Payment for the procedures will be reduced but
HCFA claims that this will be a revenue neutral
change because follow-up visits or treatment for
related cardiovascular diseases will be separately
billable.
Staff
is reviewing the changes for the EP and other
codes and will be developing a more complete summary
shortly. If you would like a copy of that summary,
please contact Wayne Powell at wpowell@acc.org
or 800 435-9203.
Legislative Affairs
Federal
News
In June, the House and the Senate each passed
its own version of the FY 01 Labor, Health and
Human Services and Education appropriations bill.
The Senate spending bill would provide $20.5 billion
for the National Institutes of Health (NIH), while
the House bill would provide $18.8 billion. Now,
a conference committee must not only resolve
the differing spending allocations for NIH, but
the bill's overall spending allocation as well.
It is predicted that the conference will not take
place until September.
On
July 10, the House attached an amendment to the
FY 01 Agriculture appropriations bill that would
allow citizens, wholesalers, and pharmacists who
travel abroad to bring back Food and Drug Administration-approved
medicines unhindered.
In
related prescription drug news, on June 28 House
Republicans narrowly won passage of their Medicare
outpatient prescription drug plan. The "Medicare
Rx Act of 2000" (H.R. 4680), would provide
about $40 billion to subsidize private insurance
company provision of drug-only policies to Medicare
beneficiaries. The bill would aim to attract at
least two plans to a region. If no insured agreed
to enter a particular area, the government could
offer additional subsidies until the plan agreed
to provide coverage. While the type of plan offered
to seniors under the GOP plan would vary by region,
the standard plan would require beneficiaries to
pay a $250 annual deductible and a monthly premium
of about $35. Half of seniors' drug costs would
be covered up to $2,100, and all costs above $6,000
would be covered. Subsidies would be provided to
low-income seniors. Both the Health Insurance Association
of America and the American Association of Retired
Persons have failed to endorse the bill, and the
president has called it "flawed and unworkable."

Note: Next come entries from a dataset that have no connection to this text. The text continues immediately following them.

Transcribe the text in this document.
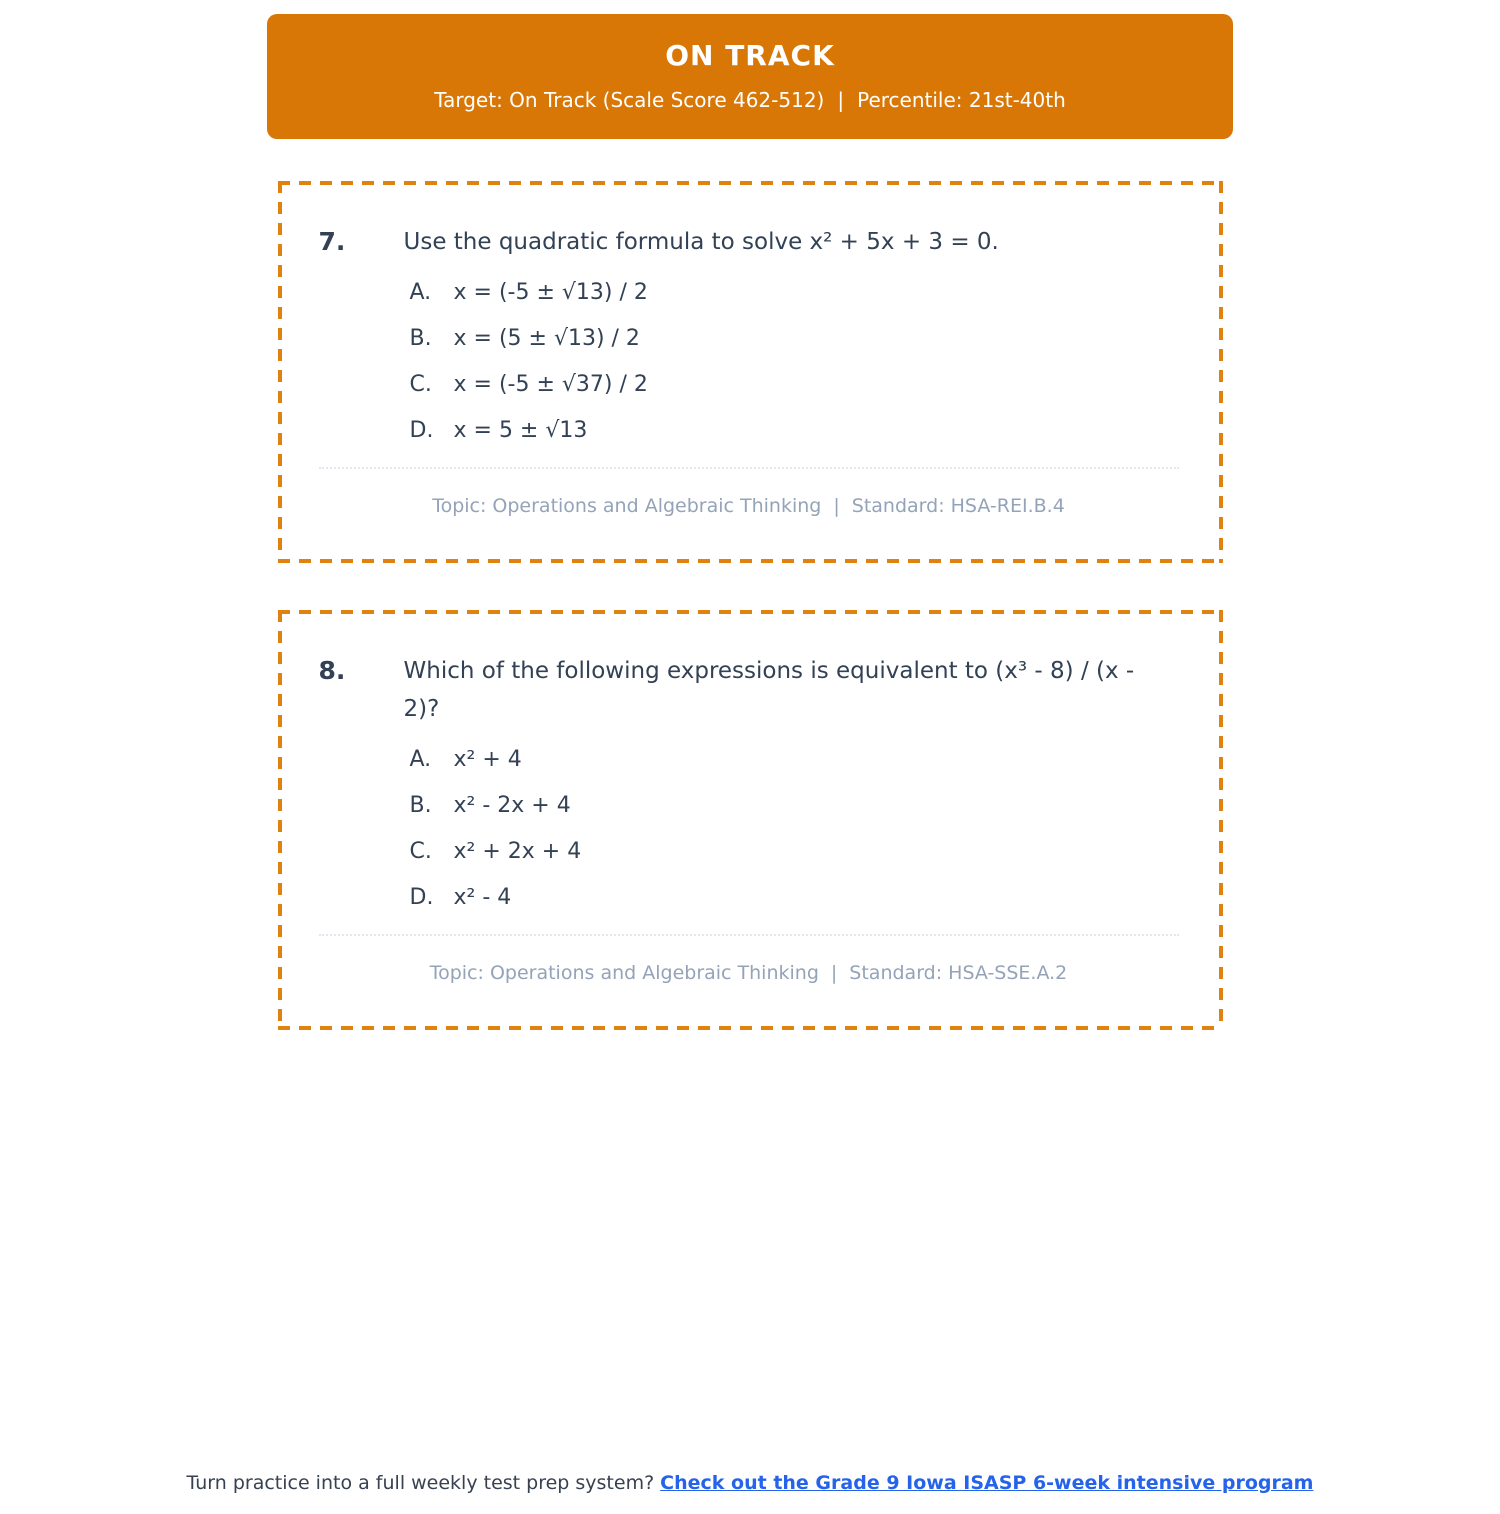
ON TRACK
Target: On Track (Scale Score 462-512) | Percentile: 21st-40th
7.	Use the quadratic formula to solve x² + 5x + 3 = 0.
A.	x = (-5 ± √13) / 2
B. x = (5 ± √13) / 2
C. x = (-5 ± √37) / 2
D. x = 5 ± √13
Topic: Operations and Algebraic Thinking | Standard: HSA-REI.B.4
8.	Which of the following expressions is equivalent to (x³ - 8) / (x - 2)?
A.	x² + 4
B. x² - 2x + 4
C. x² + 2x + 4
D. x² - 4
Topic: Operations and Algebraic Thinking | Standard: HSA-SSE.A.2
Turn practice into a full weekly test prep system? Check out the Grade 9 Iowa ISASP 6-week intensive program
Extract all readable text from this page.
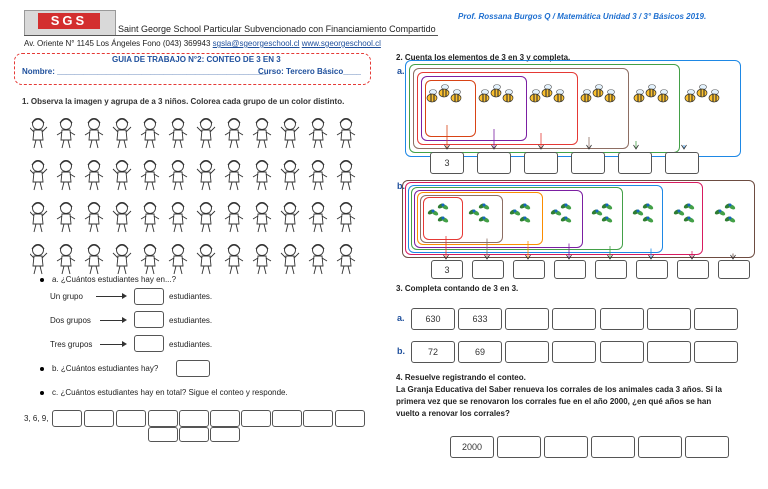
SGS
Saint George School Particular Subvencionado con Financiamiento Compartido
Av. Oriente N° 1145 Los Ángeles Fono (043) 369943 sgsla@sgeorgeschool.cl www.sgeorgeschool.cl
Prof. Rossana Burgos Q / Matemática Unidad 3 / 3° Básicos 2019.
GUIA DE TRABAJO N°2: CONTEO DE 3 EN 3
Nombre: _______________________________________________
Curso: Tercero Básico____
1. Observa la imagen y agrupa de a 3 niños. Colorea cada grupo de un color distinto.
a. ¿Cuántos estudiantes hay en...?
Un grupo	estudiantes.
Dos grupos	estudiantes.
Tres grupos	estudiantes.
b. ¿Cuántos estudiantes hay?
c. ¿Cuántos estudiantes hay en total? Sigue el conteo y responde.
3, 6, 9,
2. Cuenta los elementos de 3 en 3 y completa.
a.
b.
3. Completa contando de 3 en 3.
a.
b.
4. Resuelve registrando el conteo.
La Granja Educativa del Saber renueva los corrales de los animales cada 3 años. Si la
primera vez que se renovaron los corrales fue en el año 2000, ¿en qué años se han
vuelto a renovar los corrales?
3
3
630	633
72	69
2000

Reportedly, some Republicans who supported the bill
still have reservations about it.
The
Patient Access Coalition, of which the College
serves as co-chair, is planning a national patients'
rights advocacy week for July 24-28 in an effort
to persuade key lawmakers to support the enactment
of a real patients' bill of rights this year.

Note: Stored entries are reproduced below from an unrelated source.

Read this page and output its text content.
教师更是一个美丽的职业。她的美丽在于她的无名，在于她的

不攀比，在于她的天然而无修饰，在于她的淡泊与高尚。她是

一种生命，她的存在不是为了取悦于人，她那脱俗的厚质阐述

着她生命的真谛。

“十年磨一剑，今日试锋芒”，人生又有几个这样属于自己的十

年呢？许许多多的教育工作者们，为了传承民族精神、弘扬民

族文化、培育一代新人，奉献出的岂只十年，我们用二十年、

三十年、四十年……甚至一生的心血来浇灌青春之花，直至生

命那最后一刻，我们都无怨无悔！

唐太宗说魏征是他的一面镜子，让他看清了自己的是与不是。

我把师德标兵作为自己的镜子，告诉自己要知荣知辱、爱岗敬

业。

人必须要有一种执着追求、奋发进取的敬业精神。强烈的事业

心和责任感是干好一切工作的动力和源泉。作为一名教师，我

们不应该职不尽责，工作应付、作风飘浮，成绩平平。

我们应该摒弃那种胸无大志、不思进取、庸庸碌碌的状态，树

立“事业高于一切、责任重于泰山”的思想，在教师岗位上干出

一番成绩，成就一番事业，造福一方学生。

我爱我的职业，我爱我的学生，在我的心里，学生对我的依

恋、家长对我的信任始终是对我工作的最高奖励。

The coalition will be targeting five states:
Michigan, Pennsylvania, Missouri, Delaware,
and Washington. If you live in one of these
states, watch your fax machine for an ACC action
alert later this week.
State
News
The Massachusetts
legislature unanimously approved legislation (H
4525) that would give physicians "wide
latitude" in determining what constitutes "medical
necessity" for their patients. The measure
also contains significant consumer protections,
creating a state HMO "watchdog" agency,
mandating annual HMO report cards, creating an independent
review process for patient appeals of HMO decisions
and establishing a commission to study the state's
uninsured. However, even if H 4525 is enacted,
a fall ballot referendum is still pending and if
approved, would radically restructure the state
health care system by requiring that all Massachusetts
residents have health coverage by July 2002. While
a vocal patient advocate coalition supports the
legislative measure and wants to scrap the ballot
question, the Massachusetts' Secretary of State
is of the opinion that the state constitution will
not permit the referendum to be repealed. A group
of lawyers is investigating the possibility of making
a legal challenge to the referendum.
In
Michigan,
Gov. Engler signed into law a five-bill legislative
package that will cut in half the required timeframe
for internal reviews of denied HMO claims. The
new laws also provide for an external review process
of denied claims, financial solvency requirements
for HMOs, an annual HMO report card, and the transfer
of the regulation of HMOs from he Public Health
Code to the Insurance Code. The main bill in the
package, SB 1209, decreases the HMO internal review
of a denied claim from 90 days to 45 days and establishes
an independent review process by insurance regulators
once the internal grievance procedure is exhausted.
In
California,
the newly established Department of Managed Care,
under the direction of Daniel Zingale, officially
took over regulation of HMOs from the Department
of Corporations (DOC) on July 1. The new director
reportedly sees himself first as a patient advocate,
who promised HMOs that he would "act with a
quicker wrist and a sharper scalpel when you don't
put patients first," but also supports a "preventive
regulation" strategy. His department will have
twice the staff and as much as three times the budget
of DOC. Three new advisory boards have already been
staffed and a patient advocate for the Department
has been appointed. The Department must bring consumer
resources on-line, educate the public as to its
function, and enforce numerous new managed care
laws that took effect at the beginning of this year.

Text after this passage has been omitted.